The multi-level, multi-stage set designed by Toym Imao was huge as it sprawled across the entire audience area of the the Little Theater. The first act ended with a carnival spectacle featuring one gigantic equine set piece with lights. The lighting design of Katsch Katoy along with the graphic projections of GA Fallarme gave this already expansive set more depth and color.

I may be too traditional in my preferences, but there are times when I felt that the anachronistic choreography by Denisa Reyes would confuse rather than enhance the story being told. James Reyes's costumes (with all the skirts and tulle overskirts) did not work too well for me in this production, especially when compared to his amazingly innovative work in "Mabining Mandirigma". 

There were still a lot of sound glitches that hounded the show throughout, understandable for opening night. The 6-man live band (with Balsamo with the Radioactive Sago Project) would oftentimes compete with the singing with their inordinately loud, occasionally off-key instrumentals. Even the violin of the soloist sounded twangy. Because of this, I could not understand many of the lyrics being sung, a lot of times I just relied on context. I am sure adjustments would be made to correct these sound issues.

The cast are all known to be triple threats, but there are times when the singing harmonies among the company members also sounded off-key. One particularly awkward sounding number was when a Filipino song was sung in counterpoint with "God Bless America." That combination did not blend smoothly last night. I am sure adjustments would be made to improve these arrangement issues. 

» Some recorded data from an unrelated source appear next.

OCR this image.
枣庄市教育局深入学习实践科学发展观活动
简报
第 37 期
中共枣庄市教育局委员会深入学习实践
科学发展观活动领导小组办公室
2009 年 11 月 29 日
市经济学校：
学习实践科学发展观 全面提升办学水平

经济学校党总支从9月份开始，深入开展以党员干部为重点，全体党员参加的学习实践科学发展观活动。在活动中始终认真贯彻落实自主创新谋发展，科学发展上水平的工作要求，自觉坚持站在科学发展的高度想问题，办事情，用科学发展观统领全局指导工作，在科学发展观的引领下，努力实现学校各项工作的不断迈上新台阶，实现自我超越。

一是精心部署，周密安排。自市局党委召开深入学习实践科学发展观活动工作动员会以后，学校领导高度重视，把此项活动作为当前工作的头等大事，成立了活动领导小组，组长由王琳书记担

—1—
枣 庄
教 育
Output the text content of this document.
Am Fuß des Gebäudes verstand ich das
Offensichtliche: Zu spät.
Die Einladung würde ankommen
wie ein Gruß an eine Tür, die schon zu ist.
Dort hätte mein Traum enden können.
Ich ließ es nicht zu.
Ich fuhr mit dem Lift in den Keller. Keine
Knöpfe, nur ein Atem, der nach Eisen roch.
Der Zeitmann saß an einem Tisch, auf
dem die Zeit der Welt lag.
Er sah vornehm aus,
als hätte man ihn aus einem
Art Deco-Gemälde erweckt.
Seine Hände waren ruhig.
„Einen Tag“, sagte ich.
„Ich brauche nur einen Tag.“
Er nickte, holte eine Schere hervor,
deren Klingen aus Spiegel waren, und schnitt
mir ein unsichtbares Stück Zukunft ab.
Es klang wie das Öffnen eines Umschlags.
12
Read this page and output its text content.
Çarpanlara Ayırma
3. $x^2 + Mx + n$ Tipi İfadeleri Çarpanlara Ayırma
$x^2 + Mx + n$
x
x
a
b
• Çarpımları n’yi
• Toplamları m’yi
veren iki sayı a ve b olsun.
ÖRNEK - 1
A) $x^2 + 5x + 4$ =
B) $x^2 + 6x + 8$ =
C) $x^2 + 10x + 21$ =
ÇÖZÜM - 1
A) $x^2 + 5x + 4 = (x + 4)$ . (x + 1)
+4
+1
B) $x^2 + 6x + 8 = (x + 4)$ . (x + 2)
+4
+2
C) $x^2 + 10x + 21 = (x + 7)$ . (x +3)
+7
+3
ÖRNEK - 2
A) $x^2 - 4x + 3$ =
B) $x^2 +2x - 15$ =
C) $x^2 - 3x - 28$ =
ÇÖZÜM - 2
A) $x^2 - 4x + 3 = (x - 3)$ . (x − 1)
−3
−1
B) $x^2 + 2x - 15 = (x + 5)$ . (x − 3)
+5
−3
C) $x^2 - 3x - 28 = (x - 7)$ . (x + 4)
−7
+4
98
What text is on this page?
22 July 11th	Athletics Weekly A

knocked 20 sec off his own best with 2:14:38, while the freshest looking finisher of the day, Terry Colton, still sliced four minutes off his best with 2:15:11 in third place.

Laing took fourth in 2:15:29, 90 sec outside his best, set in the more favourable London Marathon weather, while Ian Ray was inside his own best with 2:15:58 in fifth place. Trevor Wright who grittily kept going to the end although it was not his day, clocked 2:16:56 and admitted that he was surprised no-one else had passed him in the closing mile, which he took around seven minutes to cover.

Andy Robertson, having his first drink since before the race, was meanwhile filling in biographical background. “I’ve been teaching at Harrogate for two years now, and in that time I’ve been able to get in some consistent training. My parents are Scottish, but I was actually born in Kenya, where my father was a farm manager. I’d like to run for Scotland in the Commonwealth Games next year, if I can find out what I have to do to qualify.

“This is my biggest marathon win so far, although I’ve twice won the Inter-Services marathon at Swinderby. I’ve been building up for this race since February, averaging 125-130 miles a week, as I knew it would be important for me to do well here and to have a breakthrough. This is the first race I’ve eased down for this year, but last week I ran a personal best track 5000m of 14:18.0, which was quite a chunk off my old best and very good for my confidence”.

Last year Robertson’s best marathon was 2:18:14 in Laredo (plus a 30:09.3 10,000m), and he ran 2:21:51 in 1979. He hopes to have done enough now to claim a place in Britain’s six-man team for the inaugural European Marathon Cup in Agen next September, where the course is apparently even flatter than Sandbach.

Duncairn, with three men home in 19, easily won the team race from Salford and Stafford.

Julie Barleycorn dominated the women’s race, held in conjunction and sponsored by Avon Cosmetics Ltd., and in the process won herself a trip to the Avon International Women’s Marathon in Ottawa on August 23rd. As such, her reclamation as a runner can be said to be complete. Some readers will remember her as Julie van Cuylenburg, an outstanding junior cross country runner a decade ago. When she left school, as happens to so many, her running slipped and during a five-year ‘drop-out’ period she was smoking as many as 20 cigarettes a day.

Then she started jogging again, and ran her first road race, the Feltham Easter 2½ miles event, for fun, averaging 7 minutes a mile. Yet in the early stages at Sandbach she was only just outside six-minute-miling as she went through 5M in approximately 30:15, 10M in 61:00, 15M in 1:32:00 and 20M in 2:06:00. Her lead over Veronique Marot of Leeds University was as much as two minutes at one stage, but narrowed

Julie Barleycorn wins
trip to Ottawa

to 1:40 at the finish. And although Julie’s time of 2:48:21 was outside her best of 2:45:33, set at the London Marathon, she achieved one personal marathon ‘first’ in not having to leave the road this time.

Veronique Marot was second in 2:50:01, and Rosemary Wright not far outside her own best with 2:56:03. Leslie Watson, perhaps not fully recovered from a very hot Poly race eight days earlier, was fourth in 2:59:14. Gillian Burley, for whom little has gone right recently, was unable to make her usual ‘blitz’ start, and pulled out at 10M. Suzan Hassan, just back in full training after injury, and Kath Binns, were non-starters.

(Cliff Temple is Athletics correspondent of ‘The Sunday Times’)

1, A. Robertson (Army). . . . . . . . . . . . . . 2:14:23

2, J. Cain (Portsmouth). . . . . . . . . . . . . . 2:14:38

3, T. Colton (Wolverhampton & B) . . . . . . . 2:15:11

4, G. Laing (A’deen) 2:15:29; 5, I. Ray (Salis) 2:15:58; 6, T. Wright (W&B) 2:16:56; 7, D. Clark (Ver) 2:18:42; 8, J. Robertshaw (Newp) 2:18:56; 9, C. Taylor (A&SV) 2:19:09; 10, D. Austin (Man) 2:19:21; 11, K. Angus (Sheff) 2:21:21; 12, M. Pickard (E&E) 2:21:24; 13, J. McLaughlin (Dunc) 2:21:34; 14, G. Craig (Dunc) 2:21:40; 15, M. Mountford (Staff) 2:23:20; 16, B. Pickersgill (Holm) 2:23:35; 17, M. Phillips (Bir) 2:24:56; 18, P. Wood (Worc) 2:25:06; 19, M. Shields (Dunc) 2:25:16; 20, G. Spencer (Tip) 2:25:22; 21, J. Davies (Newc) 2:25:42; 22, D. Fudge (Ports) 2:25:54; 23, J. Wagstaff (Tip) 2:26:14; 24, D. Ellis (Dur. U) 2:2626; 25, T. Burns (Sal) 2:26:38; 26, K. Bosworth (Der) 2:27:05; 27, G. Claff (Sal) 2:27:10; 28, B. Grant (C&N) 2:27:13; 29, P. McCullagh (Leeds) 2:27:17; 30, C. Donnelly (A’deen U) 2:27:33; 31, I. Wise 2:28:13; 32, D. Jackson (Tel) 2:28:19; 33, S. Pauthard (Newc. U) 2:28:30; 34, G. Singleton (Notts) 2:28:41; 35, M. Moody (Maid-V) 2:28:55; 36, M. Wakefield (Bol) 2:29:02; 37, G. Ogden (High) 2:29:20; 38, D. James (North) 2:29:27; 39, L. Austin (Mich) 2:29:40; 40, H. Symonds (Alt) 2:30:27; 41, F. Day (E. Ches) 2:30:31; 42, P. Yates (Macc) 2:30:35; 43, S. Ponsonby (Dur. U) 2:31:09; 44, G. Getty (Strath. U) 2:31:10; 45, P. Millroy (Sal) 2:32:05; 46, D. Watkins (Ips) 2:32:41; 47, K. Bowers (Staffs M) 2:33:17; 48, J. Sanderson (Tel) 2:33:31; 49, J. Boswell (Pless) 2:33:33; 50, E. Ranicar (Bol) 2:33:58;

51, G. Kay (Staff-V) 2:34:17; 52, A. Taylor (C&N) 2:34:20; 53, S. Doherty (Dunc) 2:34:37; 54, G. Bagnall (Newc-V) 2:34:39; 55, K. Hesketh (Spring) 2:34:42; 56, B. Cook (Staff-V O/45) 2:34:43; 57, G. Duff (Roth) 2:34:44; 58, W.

I commend and congratulate director Chris Millado for taking on this massively ambitious project full on. There was really a lot of material to show and tell that the show lasted almost three hours (with a 15-minute intermission). There may still be room for streamlining the telling of the story, especially in Act I which may feel long for some viewers. Act II picked up some pace but the ending felt like it came on too suddenly. Anyhow, while this story may have happened at the turn of the previous century, we can still feel its pertinence during our present time when love of country is very much an issue of importance.